Jamie Franklin has been curator at the Bennington Museum since 2005. His scholarship has focused on American art of the early to mid-20th century, with a particular emphasis on the intersection of modernism and self-taught art. He has organized exhibitions and written books, essays and articles featuring artists and topics including Erastus Salisbury Field, Grassroots Art, Impressionism, Rockwell Kent, Anna Mary Robertson Grandma Moses, and Alice Neel. His 2014 exhibition Alice Neel/Erastus Salisbury Field: Painting the People was recognized by the Wall Street Journal as one of the most memorable exhibitions of the year and his 2016 exhibition Milton Avery’s Vermont was lauded as being “as close to a perfect show as mere mortals can mount.”

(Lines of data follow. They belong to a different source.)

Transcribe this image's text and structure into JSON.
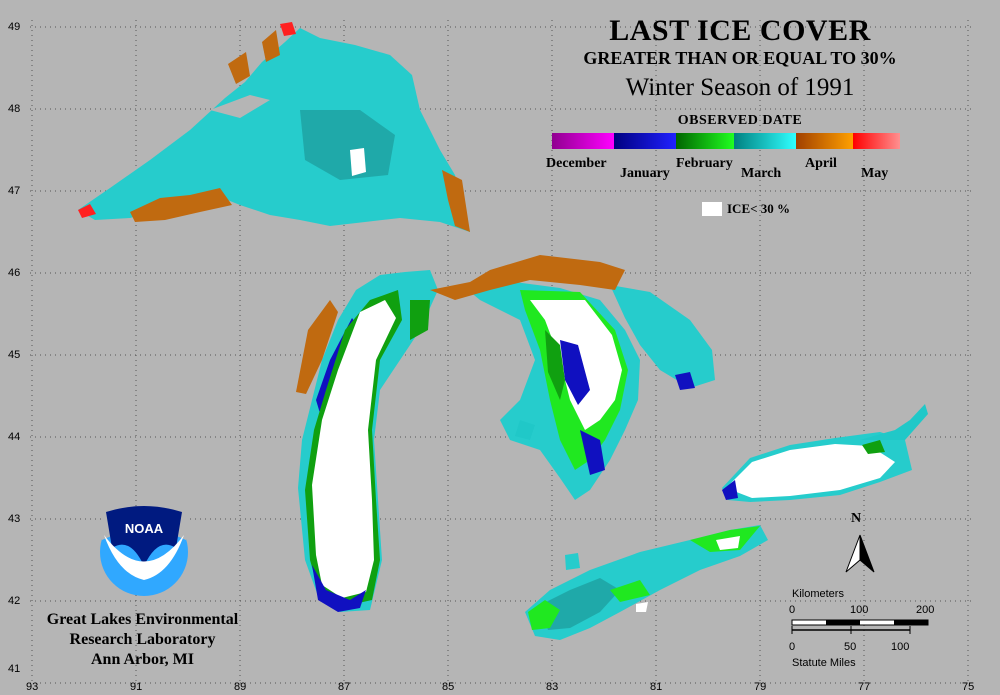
{
  "title": "LAST ICE COVER",
  "subtitle": "GREATER THAN OR EQUAL TO 30%",
  "season": "Winter Season of 1991",
  "legend": {
    "heading": "OBSERVED DATE",
    "months": [
      "December",
      "January",
      "February",
      "March",
      "April",
      "May"
    ],
    "colors": [
      "#a000a0",
      "#1010c0",
      "#10a010",
      "#20c8c8",
      "#c06a10",
      "#ff2020"
    ],
    "ice_label": "ICE< 30 %",
    "ice_color": "#ffffff"
  },
  "latitudes": [
    "49",
    "48",
    "47",
    "46",
    "45",
    "44",
    "43",
    "42",
    "41"
  ],
  "longitudes": [
    "93",
    "91",
    "89",
    "87",
    "85",
    "83",
    "81",
    "79",
    "77",
    "75"
  ],
  "north_label": "N",
  "scale": {
    "km_label": "Kilometers",
    "km_ticks": [
      "0",
      "100",
      "200"
    ],
    "mi_ticks": [
      "0",
      "50",
      "100"
    ],
    "mi_label": "Statute Miles"
  },
  "logo_text": "NOAA",
  "organization": [
    "Great Lakes Environmental",
    "Research Laboratory",
    "Ann Arbor, MI"
  ]
}
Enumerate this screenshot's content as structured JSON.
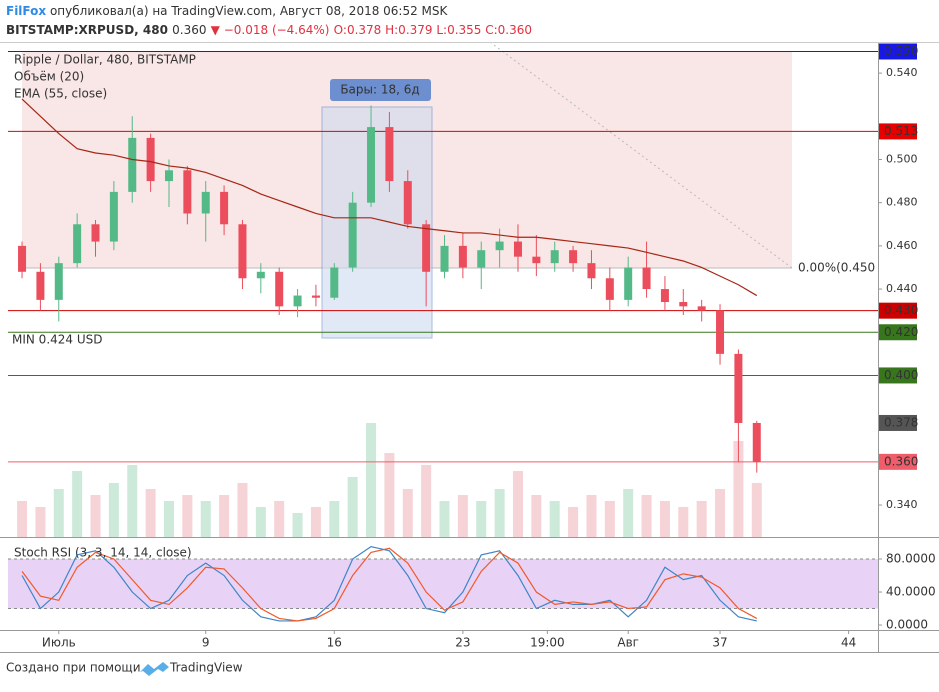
{
  "header": {
    "author": "FilFox",
    "published": "опубликовал(а) на TradingView.com, Август 08, 2018 06:52 MSK",
    "symbol": "BITSTAMP:XRPUSD, 480",
    "last": "0.360",
    "change": "▼ −0.018 (−4.64%)",
    "ohlc": "O:0.378 H:0.379 L:0.355 C:0.360"
  },
  "footer": {
    "created": "Создано при помощи",
    "brand": "TradingView"
  },
  "chart_data": {
    "type": "candlestick",
    "legend": [
      "Ripple / Dollar, 480, BITSTAMP",
      "Объём (20)",
      "EMA (55, close)"
    ],
    "range_label": "Бары: 18, 6д",
    "min_label": "MIN 0.424 USD",
    "fib_label": "0.00%(0.450",
    "x": [
      -1,
      0,
      1,
      2,
      3,
      4,
      5,
      6,
      7,
      8,
      9,
      10,
      11,
      12,
      13,
      14,
      15,
      16,
      17,
      18,
      19,
      20,
      21,
      22,
      23,
      24,
      25,
      26,
      27,
      28,
      29,
      30,
      31,
      32,
      33,
      34,
      35,
      36,
      37,
      38,
      39
    ],
    "open": [
      0.46,
      0.448,
      0.435,
      0.452,
      0.47,
      0.462,
      0.485,
      0.51,
      0.49,
      0.495,
      0.475,
      0.485,
      0.47,
      0.445,
      0.448,
      0.432,
      0.437,
      0.436,
      0.45,
      0.48,
      0.515,
      0.49,
      0.47,
      0.448,
      0.46,
      0.45,
      0.458,
      0.462,
      0.455,
      0.452,
      0.458,
      0.452,
      0.445,
      0.435,
      0.45,
      0.44,
      0.434,
      0.432,
      0.43,
      0.41,
      0.378
    ],
    "high": [
      0.462,
      0.452,
      0.455,
      0.475,
      0.472,
      0.49,
      0.52,
      0.512,
      0.5,
      0.497,
      0.49,
      0.488,
      0.472,
      0.452,
      0.45,
      0.44,
      0.442,
      0.452,
      0.485,
      0.525,
      0.522,
      0.495,
      0.472,
      0.465,
      0.466,
      0.462,
      0.468,
      0.47,
      0.465,
      0.462,
      0.46,
      0.458,
      0.45,
      0.455,
      0.462,
      0.446,
      0.44,
      0.435,
      0.433,
      0.412,
      0.379
    ],
    "low": [
      0.445,
      0.43,
      0.425,
      0.45,
      0.455,
      0.458,
      0.48,
      0.485,
      0.478,
      0.47,
      0.462,
      0.465,
      0.44,
      0.438,
      0.428,
      0.427,
      0.432,
      0.435,
      0.448,
      0.478,
      0.485,
      0.468,
      0.432,
      0.445,
      0.445,
      0.44,
      0.45,
      0.448,
      0.446,
      0.448,
      0.448,
      0.44,
      0.43,
      0.432,
      0.436,
      0.43,
      0.428,
      0.425,
      0.405,
      0.36,
      0.355
    ],
    "close": [
      0.448,
      0.435,
      0.452,
      0.47,
      0.462,
      0.485,
      0.51,
      0.49,
      0.495,
      0.475,
      0.485,
      0.47,
      0.445,
      0.448,
      0.432,
      0.437,
      0.436,
      0.45,
      0.48,
      0.515,
      0.49,
      0.47,
      0.448,
      0.46,
      0.45,
      0.458,
      0.462,
      0.455,
      0.452,
      0.458,
      0.452,
      0.445,
      0.435,
      0.45,
      0.44,
      0.434,
      0.432,
      0.43,
      0.41,
      0.378,
      0.36
    ],
    "ema": [
      0.528,
      0.52,
      0.512,
      0.505,
      0.503,
      0.502,
      0.5,
      0.499,
      0.497,
      0.496,
      0.494,
      0.491,
      0.488,
      0.484,
      0.481,
      0.478,
      0.475,
      0.473,
      0.473,
      0.473,
      0.471,
      0.469,
      0.468,
      0.467,
      0.466,
      0.466,
      0.465,
      0.464,
      0.464,
      0.463,
      0.462,
      0.461,
      0.46,
      0.459,
      0.457,
      0.455,
      0.453,
      0.45,
      0.446,
      0.442,
      0.437
    ],
    "ema_color": "#a52714",
    "volume": [
      30,
      25,
      40,
      55,
      35,
      45,
      60,
      40,
      30,
      35,
      30,
      35,
      45,
      25,
      30,
      20,
      25,
      30,
      50,
      95,
      70,
      40,
      60,
      30,
      35,
      30,
      40,
      55,
      35,
      30,
      25,
      35,
      30,
      40,
      35,
      30,
      25,
      30,
      40,
      80,
      45
    ],
    "volume_lim": [
      0,
      100
    ],
    "stoch": {
      "title": "Stoch RSI (3, 3, 14, 14, close)",
      "k": [
        60,
        20,
        40,
        85,
        90,
        70,
        40,
        20,
        30,
        60,
        75,
        60,
        30,
        10,
        5,
        5,
        10,
        30,
        80,
        95,
        90,
        60,
        20,
        15,
        40,
        85,
        90,
        60,
        20,
        30,
        25,
        25,
        30,
        10,
        30,
        70,
        55,
        60,
        30,
        10,
        5
      ],
      "d": [
        65,
        35,
        30,
        70,
        88,
        80,
        55,
        30,
        25,
        45,
        70,
        68,
        45,
        20,
        8,
        5,
        8,
        20,
        60,
        88,
        93,
        75,
        40,
        18,
        28,
        65,
        88,
        75,
        40,
        25,
        28,
        25,
        28,
        20,
        22,
        55,
        62,
        58,
        45,
        20,
        8
      ],
      "k_color": "#3d85c6",
      "d_color": "#f1592a",
      "ylim": [
        -6,
        103
      ],
      "band": [
        20,
        80
      ],
      "yticks": [
        {
          "value": 80,
          "label": "80.0000"
        },
        {
          "value": 40,
          "label": "40.0000"
        },
        {
          "value": 0,
          "label": "0.0000"
        }
      ]
    },
    "up_color": "#53b987",
    "down_color": "#eb4d5c",
    "xlim": [
      -2.2,
      45.6
    ],
    "xticks": [
      {
        "value": 1,
        "label": "Июль"
      },
      9,
      16,
      23,
      {
        "value": 27.6,
        "label": "19:00"
      },
      {
        "value": 32,
        "label": "Авг"
      },
      37,
      44
    ],
    "ylim": [
      0.3252,
      0.5544
    ],
    "yticks": [
      {
        "value": 0.54,
        "label": "0.540"
      },
      {
        "value": 0.5,
        "label": "0.500"
      },
      {
        "value": 0.48,
        "label": "0.480"
      },
      {
        "value": 0.46,
        "label": "0.460"
      },
      {
        "value": 0.44,
        "label": "0.440"
      },
      {
        "value": 0.34,
        "label": "0.340"
      }
    ],
    "levels": [
      {
        "value": 0.55,
        "label": "0.550",
        "color": "#1717e6",
        "line": true
      },
      {
        "value": 0.513,
        "label": "0.513",
        "color": "#e60000",
        "line": true
      },
      {
        "value": 0.43,
        "label": "0.430",
        "color": "#cc0000",
        "line": true
      },
      {
        "value": 0.42,
        "label": "0.420",
        "color": "#38761d",
        "line": true
      },
      {
        "value": 0.4,
        "label": "0.400",
        "color": "#38761d",
        "line": true
      },
      {
        "value": 0.378,
        "label": "0.378",
        "color": "#555555",
        "line": false
      },
      {
        "value": 0.36,
        "label": "0.360",
        "color": "#f05d6a",
        "line": true
      }
    ]
  }
}
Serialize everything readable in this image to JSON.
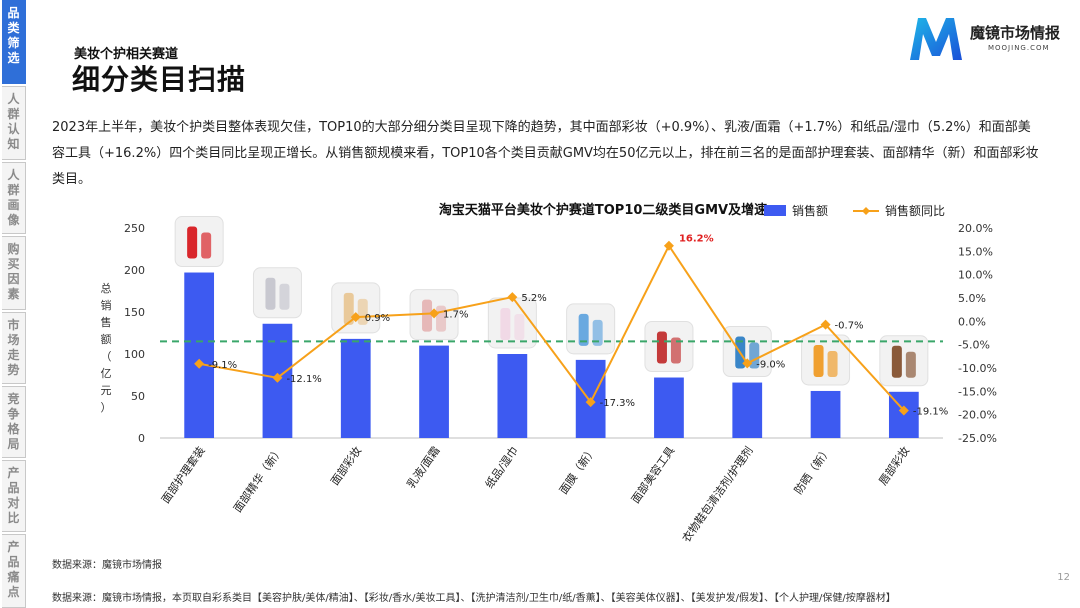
{
  "nav": {
    "items": [
      {
        "label": "品类筛选",
        "active": true
      },
      {
        "label": "人群认知",
        "active": false
      },
      {
        "label": "人群画像",
        "active": false
      },
      {
        "label": "购买因素",
        "active": false
      },
      {
        "label": "市场走势",
        "active": false
      },
      {
        "label": "竞争格局",
        "active": false
      },
      {
        "label": "产品对比",
        "active": false
      },
      {
        "label": "产品痛点",
        "active": false
      }
    ]
  },
  "header": {
    "subtitle": "美妆个护相关赛道",
    "title": "细分类目扫描"
  },
  "logo": {
    "name": "魔镜市场情报",
    "url": "MOOJING.COM"
  },
  "paragraph": "2023年上半年，美妆个护类目整体表现欠佳，TOP10的大部分细分类目呈现下降的趋势，其中面部彩妆（+0.9%）、乳液/面霜（+1.7%）和纸品/湿巾（5.2%）和面部美容工具（+16.2%）四个类目同比呈现正增长。从销售额规模来看，TOP10各个类目贡献GMV均在50亿元以上，排在前三名的是面部护理套装、面部精华（新）和面部彩妆类目。",
  "chart_data": {
    "type": "bar",
    "title": "淘宝天猫平台美妆个护赛道TOP10二级类目GMV及增速",
    "categories": [
      "面部护理套装",
      "面部精华（新）",
      "面部彩妆",
      "乳液/面霜",
      "纸品/湿巾",
      "面膜（新）",
      "面部美容工具",
      "衣物鞋包清洁剂/护理剂",
      "防晒（新）",
      "唇部彩妆"
    ],
    "series": [
      {
        "name": "销售额",
        "type": "bar",
        "axis": "left",
        "color": "#3d5af1",
        "values": [
          197,
          136,
          118,
          110,
          100,
          93,
          72,
          66,
          56,
          55
        ]
      },
      {
        "name": "销售额同比",
        "type": "line",
        "axis": "right",
        "color": "#f7a11a",
        "values": [
          -9.1,
          -12.1,
          0.9,
          1.7,
          5.2,
          -17.3,
          16.2,
          -9.0,
          -0.7,
          -19.1
        ]
      }
    ],
    "point_labels": [
      "-9.1%",
      "-12.1%",
      "0.9%",
      "1.7%",
      "5.2%",
      "-17.3%",
      "16.2%",
      "-9.0%",
      "-0.7%",
      "-19.1%"
    ],
    "highlight_label_color": "#e02020",
    "ylabel": "总销售额（亿元）",
    "ylim": [
      0,
      250
    ],
    "yticks": [
      "0",
      "50",
      "100",
      "150",
      "200",
      "250"
    ],
    "y2lim": [
      -25,
      20
    ],
    "y2ticks": [
      "-25.0%",
      "-20.0%",
      "-15.0%",
      "-10.0%",
      "-5.0%",
      "0.0%",
      "5.0%",
      "10.0%",
      "15.0%",
      "20.0%"
    ],
    "reference_line": {
      "value": 115,
      "color": "#3aa66a",
      "style": "dashed"
    },
    "legend_position": "top-right",
    "grid": false
  },
  "footer": {
    "source_short": "数据来源：魔镜市场情报",
    "source_long": "数据来源：魔镜市场情报，本页取自彩系类目【美容护肤/美体/精油】、【彩妆/香水/美妆工具】、【洗护清洁剂/卫生巾/纸/香薰】、【美容美体仪器】、【美发护发/假发】、【个人护理/保健/按摩器材】",
    "page_number": "12"
  }
}
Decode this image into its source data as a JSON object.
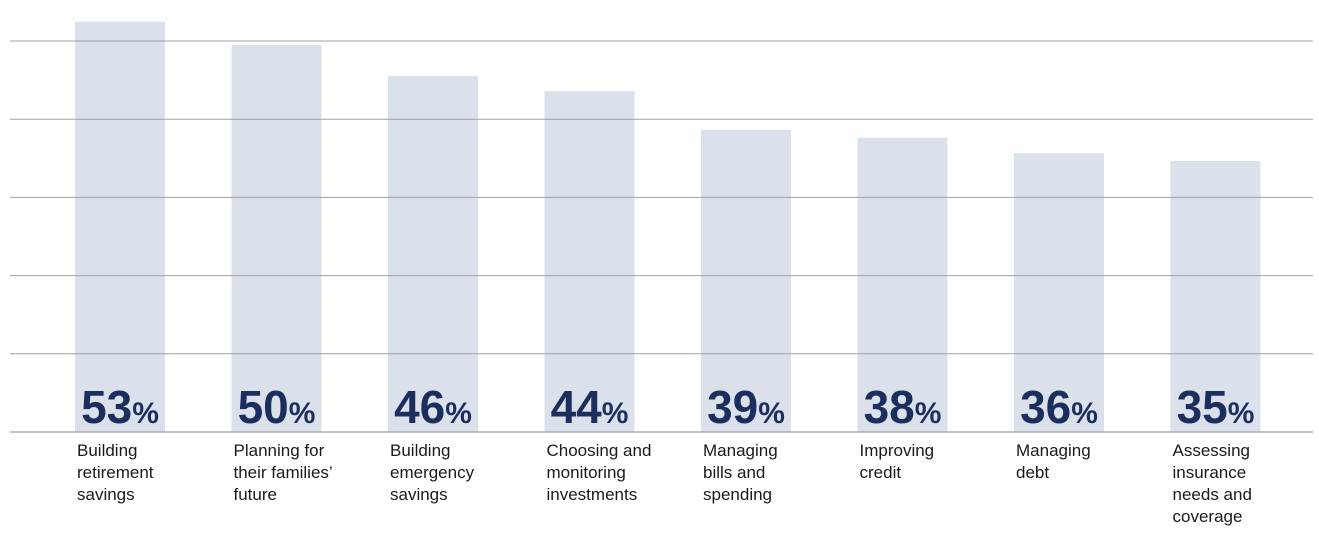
{
  "chart_data": {
    "type": "bar",
    "categories": [
      "Building retirement savings",
      "Planning for their families’ future",
      "Building emergency savings",
      "Choosing and monitoring investments",
      "Managing bills and spending",
      "Improving credit",
      "Managing debt",
      "Assessing insurance needs and coverage"
    ],
    "label_lines": [
      [
        "Building",
        "retirement",
        "savings"
      ],
      [
        "Planning for",
        "their families’",
        "future"
      ],
      [
        "Building",
        "emergency",
        "savings"
      ],
      [
        "Choosing and",
        "monitoring",
        "investments"
      ],
      [
        "Managing",
        "bills and",
        "spending"
      ],
      [
        "Improving",
        "credit"
      ],
      [
        "Managing",
        "debt"
      ],
      [
        "Assessing",
        "insurance",
        "needs and",
        "coverage"
      ]
    ],
    "values": [
      53,
      50,
      46,
      44,
      39,
      38,
      36,
      35
    ],
    "value_labels": [
      "53",
      "50",
      "46",
      "44",
      "39",
      "38",
      "36",
      "35"
    ],
    "value_suffix": "%",
    "ylim": [
      0,
      54.5
    ],
    "gridlines": 6,
    "bar_color": "#dbe1ea",
    "label_color": "#1c2e5e",
    "grid_color": "#9ea0a3"
  }
}
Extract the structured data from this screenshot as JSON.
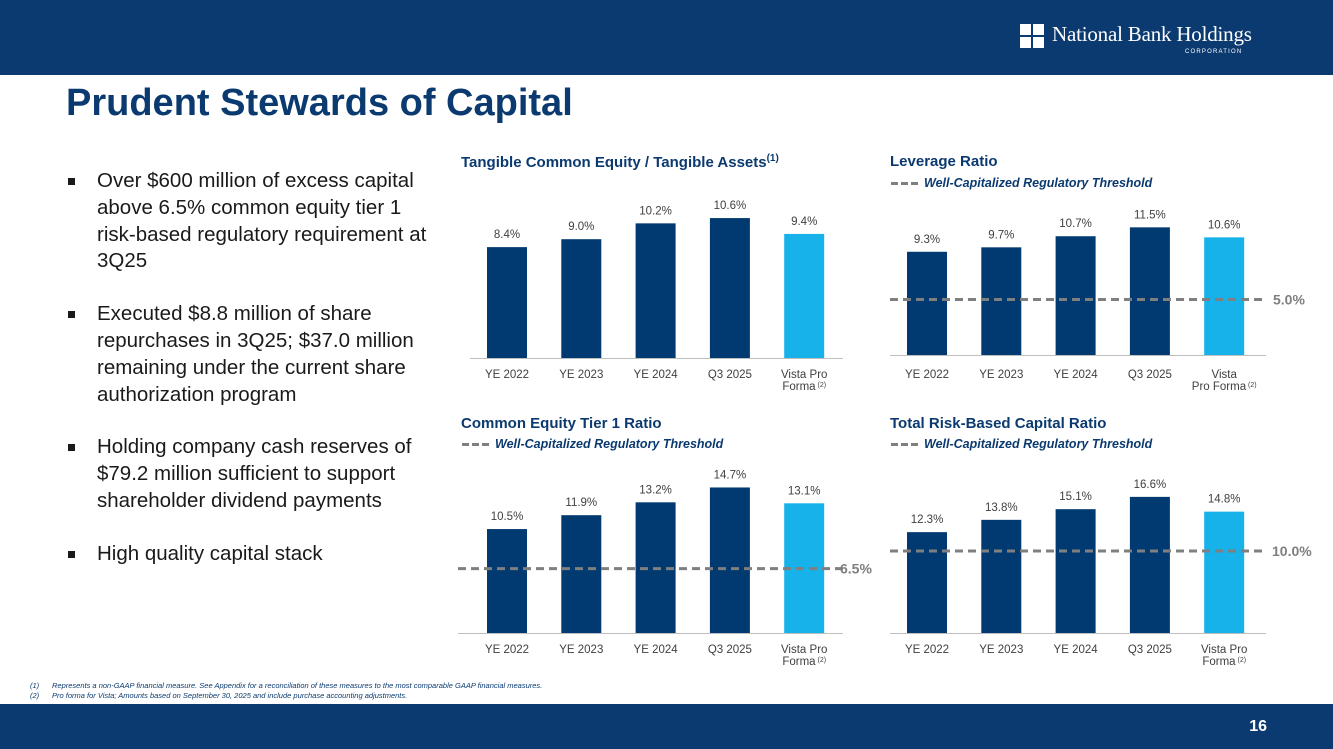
{
  "header": {
    "logo_name": "National Bank Holdings",
    "logo_sub": "CORPORATION",
    "colors": {
      "brand": "#0b3a70",
      "bar_dark": "#003a70",
      "bar_light": "#17b2e9",
      "threshold": "#7f7f7f"
    }
  },
  "title": "Prudent Stewards of Capital",
  "bullets": [
    "Over $600 million of excess capital above 6.5% common equity tier 1 risk-based regulatory requirement at 3Q25",
    "Executed $8.8 million of share repurchases in 3Q25; $37.0 million remaining under the current share authorization program",
    "Holding company cash reserves of $79.2 million sufficient to support shareholder dividend payments",
    "High quality capital stack"
  ],
  "legend_text": "Well-Capitalized Regulatory Threshold",
  "chart_data": [
    {
      "type": "bar",
      "title": "Tangible Common Equity / Tangible Assets",
      "title_sup": "(1)",
      "categories": [
        "YE 2022",
        "YE 2023",
        "YE 2024",
        "Q3 2025",
        "Vista Pro Forma"
      ],
      "category_lines": [
        [
          "YE 2022"
        ],
        [
          "YE 2023"
        ],
        [
          "YE 2024"
        ],
        [
          "Q3 2025"
        ],
        [
          "Vista Pro",
          "Forma"
        ]
      ],
      "values": [
        8.4,
        9.0,
        10.2,
        10.6,
        9.4
      ],
      "labels": [
        "8.4%",
        "9.0%",
        "10.2%",
        "10.6%",
        "9.4%"
      ],
      "highlight_index": 4,
      "footnote_ref": "(2)",
      "threshold": null
    },
    {
      "type": "bar",
      "title": "Leverage Ratio",
      "categories": [
        "YE 2022",
        "YE 2023",
        "YE 2024",
        "Q3 2025",
        "Vista Pro Forma"
      ],
      "category_lines": [
        [
          "YE 2022"
        ],
        [
          "YE 2023"
        ],
        [
          "YE 2024"
        ],
        [
          "Q3 2025"
        ],
        [
          "Vista",
          "Pro Forma"
        ]
      ],
      "values": [
        9.3,
        9.7,
        10.7,
        11.5,
        10.6
      ],
      "labels": [
        "9.3%",
        "9.7%",
        "10.7%",
        "11.5%",
        "10.6%"
      ],
      "highlight_index": 4,
      "footnote_ref": "(2)",
      "threshold": 5.0,
      "threshold_label": "5.0%"
    },
    {
      "type": "bar",
      "title": "Common Equity Tier 1 Ratio",
      "categories": [
        "YE 2022",
        "YE 2023",
        "YE 2024",
        "Q3 2025",
        "Vista Pro Forma"
      ],
      "category_lines": [
        [
          "YE 2022"
        ],
        [
          "YE 2023"
        ],
        [
          "YE 2024"
        ],
        [
          "Q3 2025"
        ],
        [
          "Vista Pro",
          "Forma"
        ]
      ],
      "values": [
        10.5,
        11.9,
        13.2,
        14.7,
        13.1
      ],
      "labels": [
        "10.5%",
        "11.9%",
        "13.2%",
        "14.7%",
        "13.1%"
      ],
      "highlight_index": 4,
      "footnote_ref": "(2)",
      "threshold": 6.5,
      "threshold_label": "6.5%"
    },
    {
      "type": "bar",
      "title": "Total Risk-Based Capital Ratio",
      "categories": [
        "YE 2022",
        "YE 2023",
        "YE 2024",
        "Q3 2025",
        "Vista Pro Forma"
      ],
      "category_lines": [
        [
          "YE 2022"
        ],
        [
          "YE 2023"
        ],
        [
          "YE 2024"
        ],
        [
          "Q3 2025"
        ],
        [
          "Vista Pro",
          "Forma"
        ]
      ],
      "values": [
        12.3,
        13.8,
        15.1,
        16.6,
        14.8
      ],
      "labels": [
        "12.3%",
        "13.8%",
        "15.1%",
        "16.6%",
        "14.8%"
      ],
      "highlight_index": 4,
      "footnote_ref": "(2)",
      "threshold": 10.0,
      "threshold_label": "10.0%"
    }
  ],
  "footnotes": [
    {
      "num": "(1)",
      "text": "Represents a non-GAAP financial measure.  See Appendix for a reconciliation of these measures to the most comparable GAAP financial measures."
    },
    {
      "num": "(2)",
      "text": "Pro forma for Vista; Amounts based on September 30, 2025 and include purchase accounting adjustments."
    }
  ],
  "page_number": "16"
}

Raymond Materson is a self-taught artist who began making miniature embroideries (they typically measure no larger than 3 x 2 1/2 inches with up to 1200 stitches per inch and take up to 90 hours or more to create) from unraveled sock thread while he was in prison serving a 15-year term for drug-related offenses. Since getting out of prison Materson has been a vocal advocate for substance abuse education, becoming the first artist to receive the Robert Wood Johnson Foundation's Innovators Combating Substance Abuse Award in 2003. From 2009 to 2011 he lived in Vermont, making a living as a social worker and witnessing the horrors of our state's opiate addiction crisis first hand. Materson’s embroideries in the Louis-Dreyfuss Collection were shown in a one-man show at Christie's Auction last January in conjunction with the Outsider Art Fair. He continues to create works largely on a commission basis. His works can be seen at: https://www.facebook.com/matersonembroideryart. He can be reached at materson.r@gmail.com
Kathy Stark is a full-time artist represented in numerous public and private collections and the Curator/ Exhibition Director of Grassroots Art and Community Effort based out of Hardwick, Vermont. GRACE, as it is popularly known, was founded by artist Don Sunseri in 1975, making it one of the early progressive studios in the United States. Sunseri, seeing the creative potential of the residents that surrounded him on a daily basis at the St. Johnsbury Convalescent Center, where he worked, started providing opportunities for them to make art, supplying them with materials, encouragement, and a supportive environment—no training or lessons of any sort. Stark has worked with GRACE in various capacities for 20 years, assisting artists of all ages and abilities to create and share their artwork with the larger world.